Painted in 1933, Abstrakter Kopf: Ostern is one of the pictures that Alexej von Jawlensky sent to his great disciple and advocate, Emmy 'Galka' Scheyer. It was Scheyer who essentially promoted Jawlensky's works in the United States in the period after the First World War; while Jawlensky was in many ways her main cause, she also promoted the works of Kandinsky, Feininger and Klee, uniting these artists under the banner of the 'Blue Four' and celebrating their works in a series of exhibitions. It is probable that Abstrakter Kopf: Ostern was itself unnumbered amongst the works shown in one of these exhibitions in Los Angeles in 1933, the same year that Germany declared Jawlensky's art to be 'degenerate.'
In the memoir he dictated to another female artist and devotee to his works, Lisa Kümmel, Jawlensky recalled:
'On a visit to Lausanne in 1916 I met Emmy Scheyer. She came from Brussels and was herself a painter (Impressionist). A few days later she came to see us at Saint-Prex. There she saw my Hunchback and my 'Variations' and was so enthusiastic about them that she wanted to give up painting herself and dedicate herself to my art. 'Why should I go on painting when I know I can't produce such good art as you?' she asked. 'It's better that I should dedicate myself to your art and explain it to others.' And indeed ever since that time she has occupied herself with my art with great understanding' (Jawlensky, quoted in 'Memoir dictated to Lisa Kümmel, Wiesbaden, 1937', pp. 25-33 in M. Jawlensky, L. Peroni-Jawlensky and A. Jawlensky (ed.), op. cit., Volume I 1890-1914, London, 1991, p. 32).
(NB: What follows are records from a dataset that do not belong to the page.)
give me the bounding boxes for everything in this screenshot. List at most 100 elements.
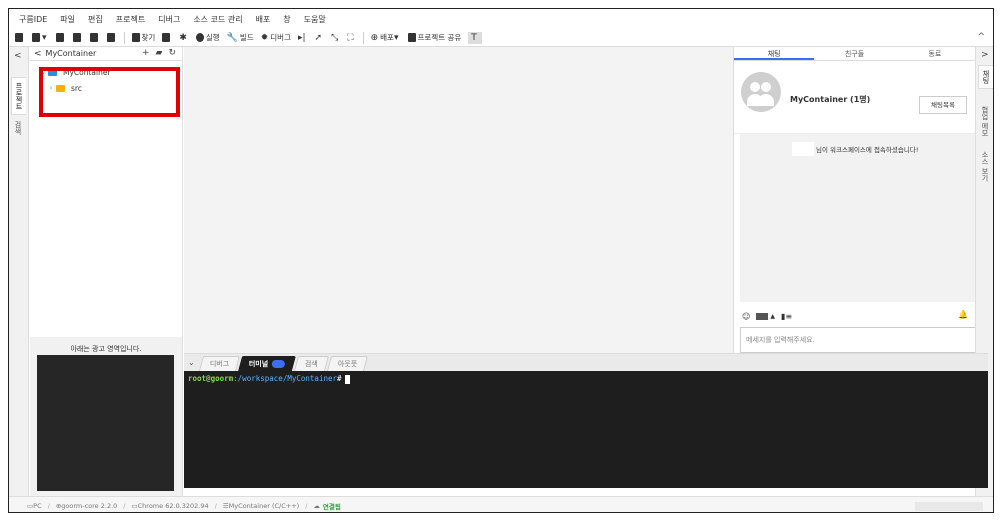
- ad-area[interactable]: [37, 355, 174, 491]
- menu-debug[interactable]: 디버그: [158, 14, 180, 25]
- globe-icon: ⊕: [370, 32, 379, 43]
- tab-search-results[interactable]: 검색: [294, 356, 330, 371]
- editor-area[interactable]: [184, 47, 733, 353]
- save-icon: [55, 33, 64, 42]
- trash-icon[interactable]: ▮≡: [781, 312, 792, 321]
- export-icon: [106, 33, 115, 42]
- tab-friends[interactable]: 친구들: [814, 47, 894, 60]
- status-project: ☰ MyContainer (C/C++): [222, 501, 300, 510]
- chat-toolbar: ☺ ▲ ▮≡ 🔔: [742, 310, 972, 322]
- tab-memo[interactable]: 협업 메모: [978, 102, 992, 140]
- group-avatar: [741, 72, 781, 112]
- status-core: ⊕ goorm-core 2.2.0: [55, 501, 118, 510]
- build-button[interactable]: 🔧 빌드: [227, 32, 254, 43]
- terminal[interactable]: root@goorm:/workspace/MyContainer#: [184, 371, 988, 488]
- toolbar-divider: [362, 31, 364, 44]
- status-connection: ☁ 연결됨: [313, 501, 341, 511]
- join-notice-text: 님이 워크스페이스에 접속하셨습니다!: [816, 146, 919, 154]
- chat-message-input[interactable]: 메세지를 입력해주세요.: [740, 327, 976, 353]
- menu-goorm-ide[interactable]: 구름IDE: [19, 14, 47, 25]
- ad-label: 아래는 광고 영역입니다.: [70, 345, 142, 353]
- export-button[interactable]: [106, 33, 117, 42]
- debug-button[interactable]: ✹ 디버그: [261, 32, 291, 43]
- new-file-icon: [32, 33, 40, 42]
- menu-window[interactable]: 창: [283, 14, 290, 25]
- project-title: MyContainer: [45, 49, 97, 58]
- deploy-label: 배포: [380, 33, 394, 42]
- chevron-down-icon[interactable]: ⌄: [188, 358, 195, 367]
- deploy-button[interactable]: ⊕ 배포 ▾: [371, 32, 401, 43]
- terminal-cursor: [344, 374, 350, 384]
- collapse-left-icon[interactable]: <: [14, 51, 22, 61]
- chat-room-title: MyContainer (1명): [790, 95, 871, 104]
- tab-source-view[interactable]: 소스 보기: [978, 147, 992, 185]
- tab-output[interactable]: 아웃풋: [327, 356, 369, 371]
- tab-debug[interactable]: 디버그: [198, 356, 241, 371]
- tab-right-chat[interactable]: 채팅: [978, 65, 993, 89]
- run-button[interactable]: 실행: [195, 32, 220, 43]
- fullscreen-icon: ⛶: [347, 32, 354, 43]
- menu-deploy[interactable]: 배포: [256, 14, 271, 25]
- chat-list-button[interactable]: 채팅목록: [919, 96, 967, 114]
- chat-tabs: 채팅 친구들 동료: [734, 47, 975, 61]
- chat-messages: 님이 워크스페이스에 접속하셨습니다!: [740, 134, 976, 302]
- tab-project[interactable]: 프로젝트: [11, 77, 26, 115]
- toolbar-collapse-icon[interactable]: ^: [977, 32, 985, 42]
- menu-file[interactable]: 파일: [60, 14, 75, 25]
- chat-panel: 채팅 친구들 동료 MyContainer (1명) 채팅목록 님이 워크스페이…: [733, 47, 976, 353]
- bell-icon[interactable]: 🔔: [958, 310, 968, 319]
- share-label: 프로젝트 공유: [417, 33, 462, 42]
- join-notice: 님이 워크스페이스에 접속하셨습니다!: [792, 142, 918, 156]
- debug-label: 디버그: [270, 33, 291, 42]
- menubar: 구름IDE 파일 편집 프로젝트 디버그 소스 코드 관리 배포 창 도움말: [9, 9, 993, 29]
- fullscreen-button[interactable]: ⛶: [347, 33, 355, 43]
- tab-terminal[interactable]: 터미널: [238, 356, 297, 371]
- add-icon[interactable]: +: [142, 48, 150, 58]
- collapse-icon: ⤡: [331, 32, 339, 43]
- save-all-icon: [72, 33, 81, 42]
- find-label: 찾기: [141, 33, 156, 42]
- settings-button[interactable]: ✱: [179, 33, 189, 43]
- share-icon: [407, 33, 416, 42]
- find-button[interactable]: 찾기: [131, 32, 156, 43]
- terminal-prompt: #: [337, 374, 342, 383]
- tab-search[interactable]: 검색: [11, 117, 25, 139]
- toolbar: ▾ 찾기 ✱ 실행 🔧 빌드 ✹ 디버그 ▸| ➚ ⤡ ⛶ ⊕ 배포 ▾ 프로젝트 공유…: [9, 29, 993, 47]
- bottom-panel-tabs: ⌄ 디버그 터미널 검색 아웃풋: [184, 353, 988, 371]
- ide-window: 구름IDE 파일 편집 프로젝트 디버그 소스 코드 관리 배포 창 도움말 ▾…: [8, 8, 994, 513]
- file-icon: [89, 33, 98, 42]
- step-icon: ▸|: [297, 32, 306, 43]
- tab-chat[interactable]: 채팅: [734, 47, 815, 60]
- highlight-box: [39, 67, 180, 117]
- menu-edit[interactable]: 편집: [88, 14, 103, 25]
- text-tool-button[interactable]: T: [468, 31, 482, 44]
- run-label: 실행: [205, 33, 220, 42]
- collapse-button[interactable]: ⤡: [331, 33, 340, 43]
- gear-icon: ✱: [179, 32, 187, 43]
- new-file-button[interactable]: ▾: [32, 33, 49, 43]
- menu-project[interactable]: 프로젝트: [116, 14, 145, 25]
- share-project-button[interactable]: 프로젝트 공유: [407, 32, 462, 43]
- keyboard-icon[interactable]: [756, 312, 769, 320]
- menu-help[interactable]: 도움말: [304, 14, 326, 25]
- chat-header: MyContainer (1명) 채팅목록: [734, 61, 975, 134]
- terminal-badge-icon: [272, 360, 286, 368]
- menu-scm[interactable]: 소스 코드 관리: [193, 14, 242, 25]
- refresh-icon[interactable]: ↻: [168, 48, 176, 58]
- status-bar: ▭ PC / ⊕ goorm-core 2.2.0 / ▭ Chrome 62.…: [9, 496, 993, 512]
- save-all-button[interactable]: [72, 33, 83, 42]
- new-project-button[interactable]: [15, 33, 25, 42]
- tab-colleagues[interactable]: 동료: [895, 47, 975, 60]
- share-icon[interactable]: <: [34, 49, 42, 59]
- terminal-button[interactable]: [162, 33, 172, 42]
- emoji-icon[interactable]: ☺: [742, 312, 750, 321]
- step-button[interactable]: ▸|: [298, 33, 308, 43]
- step-over-button[interactable]: ➚: [315, 33, 325, 43]
- open-file-button[interactable]: [89, 33, 100, 42]
- caret-up-icon[interactable]: ▲: [770, 313, 775, 320]
- dropdown-caret-icon: ▾: [42, 32, 47, 43]
- save-button[interactable]: [55, 33, 66, 42]
- folder-settings-icon[interactable]: ▰: [156, 48, 163, 58]
- step-over-icon: ➚: [314, 32, 323, 43]
- collapse-right-icon[interactable]: >: [981, 50, 989, 60]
Jawlensky's abstract heads are a form of modern religious icon. These are objects for focus and contemplation. As Jawlensky himself explained, 'My art is simply a meditation or prayer in colour' (Jawlensky, quoted in Clemens Weiler, Jawlensky: Heads, Faces, Meditations, London, 1971, p. 64). Nowhere is this more true than in his stylised heads such as Abstrakter Kopf: Ostern, in which the act of painting, taking a similar template and using a range of nuances and variations on the same theme, is an act of meditation on the part of the artist. At the same time, their semi-abstraction recalls the icons of his native Russia. In a letter written to the painter, monk and member of the Nabis, Pater Willibrod Verkade, Jawlensky explained the genesis of these abstract heads:
'I had come to understand that great art can only be painted with religious feeling. And that I could only bring to the human face. I understood that the artist must express through his art, in forms and colours, the divine inside him. Therefore a work of art is God made visible, and art is a 'longing for God'. I have painted 'Faces' for many years. I sat in my studio and painted, and did not need Nature as a prompter. I only had to immerse myself in myself, pray, and prepare my soul to a state of religious awareness. I painted many 'Faces'. Their size too is only 32 x 42. They are technically very perfect, and radiate spirituality' (Jawlensky, letter to Pater Willlibrord Verkade, quoted in Jawlensky, Pieroni, Jawlensky and Jawlensky, loc. cit., 1991, p. 34).